For the past few years, North Korea did not have the
resources to accomplish both of these requirements, but recent investigation
from US intelligence suspects that North Korea now has the capabilities to deliver
a bomb to the US mainland. Not only is this a very real scenario that could
play out, but it is actually quite easy for North Korea to launch a missile
onto South Korea, Japan, and the US territory of Guam.

Should we be Concerned?

Although the thought of a nuclear war is very alarming, we
have to take a close look at history and facts. North Korea is a totalitarian
monarchy and although the past two leaders have had lengthy terms, both Kim Il
Sung and Kim Jong Il have had to go through long processes to find loyal people
to work alongside them in office.

Kim Jung un, in comparison to his father and grandfather, is
inexperienced and barely settling into his transition into power. Many suspect
that he is trying to prove himself and simply instilling intimidation, in fact
it would not make much sense for Kim Jong un to throw his regime out the window
just for a war with the US. The North Korean government is very aware that the
US military is the strongest military force in the world and therefore, Kim
knows that he cannot just attack a US territory without receiving intense
retaliation as a result.

Furthermore, North Korea is currently one of the only few
totalitarian communist countries left in the world. They are also a “black
sheep”in the international community and they are an isolated nation with China
as their only current trade partner.

What about the International Community?

If war and disaster were to hit North Korea, there would
more than likely be a refugee crisis and China would be obligated to welcome
North Korean refugees into their country.
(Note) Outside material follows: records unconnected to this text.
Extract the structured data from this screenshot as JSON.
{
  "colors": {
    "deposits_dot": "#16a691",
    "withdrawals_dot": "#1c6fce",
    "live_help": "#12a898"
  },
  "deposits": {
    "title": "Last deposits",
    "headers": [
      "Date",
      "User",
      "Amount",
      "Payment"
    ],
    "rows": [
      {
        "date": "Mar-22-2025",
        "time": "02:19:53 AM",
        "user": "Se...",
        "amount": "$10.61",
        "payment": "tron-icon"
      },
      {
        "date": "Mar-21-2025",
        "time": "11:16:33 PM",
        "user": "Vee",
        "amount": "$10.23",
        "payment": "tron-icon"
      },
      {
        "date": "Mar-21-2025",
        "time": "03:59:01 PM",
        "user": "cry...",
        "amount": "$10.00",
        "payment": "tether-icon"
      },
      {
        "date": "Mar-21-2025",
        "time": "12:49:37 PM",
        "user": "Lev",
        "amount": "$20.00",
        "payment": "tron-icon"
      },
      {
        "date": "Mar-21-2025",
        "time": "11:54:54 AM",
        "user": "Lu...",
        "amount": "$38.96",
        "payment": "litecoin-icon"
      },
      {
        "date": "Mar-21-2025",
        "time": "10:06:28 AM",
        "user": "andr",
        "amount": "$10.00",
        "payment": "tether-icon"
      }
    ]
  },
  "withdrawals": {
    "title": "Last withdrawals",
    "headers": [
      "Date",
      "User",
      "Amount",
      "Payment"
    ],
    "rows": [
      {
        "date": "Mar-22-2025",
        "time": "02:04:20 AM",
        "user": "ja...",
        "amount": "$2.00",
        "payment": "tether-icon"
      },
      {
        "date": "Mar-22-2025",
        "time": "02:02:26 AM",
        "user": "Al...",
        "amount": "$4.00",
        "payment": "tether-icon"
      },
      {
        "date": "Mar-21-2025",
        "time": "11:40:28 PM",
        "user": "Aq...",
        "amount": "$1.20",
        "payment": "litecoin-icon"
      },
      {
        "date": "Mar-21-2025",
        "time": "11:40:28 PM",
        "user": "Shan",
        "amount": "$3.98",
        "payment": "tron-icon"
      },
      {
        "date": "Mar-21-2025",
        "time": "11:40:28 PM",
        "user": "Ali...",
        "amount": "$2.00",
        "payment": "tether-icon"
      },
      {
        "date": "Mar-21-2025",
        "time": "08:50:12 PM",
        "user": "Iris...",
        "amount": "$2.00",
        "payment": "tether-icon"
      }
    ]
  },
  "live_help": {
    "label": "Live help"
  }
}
Given the heavy burden this would
bring to China, it's currently in China's best interest to keep things stable
between their country and North Korea.

Nations Ready to Retaliate

Even though many world leaders are looking to find a solution
through dialogue and negotiations, nations like Australia and the US have more
assertive plans.

President Donald Trump has openly stated that he is ready to
fight back with “fire and fury” if provoked, but the United Kingdom's Foreign
Secretary, Boris Johnson, is currently working with the US and neighboring
allies to find more diplomatic solutions.

The UK's first secretary of state, Damian Green has also
urged President Donald Trump to be more sensible and go through the UN before
acting out on his “fire and fury” threat.

The Wild Cards

With President Donald Trump ready to attack at the drop of a
hat and Kim Jong Un carrying out several missile tests to intimidate the
international community, we clearly have two wild cards in this global scenario.

Both of these world leaders are inexperienced in comparison
to their predecessors, which adds a sense of unpredictability to the North
Korean crisis. With such a serious and dangerous situation playing out, it's
now become the responsibility of those working alongside these world leaders
to keep things as diplomatic as possible.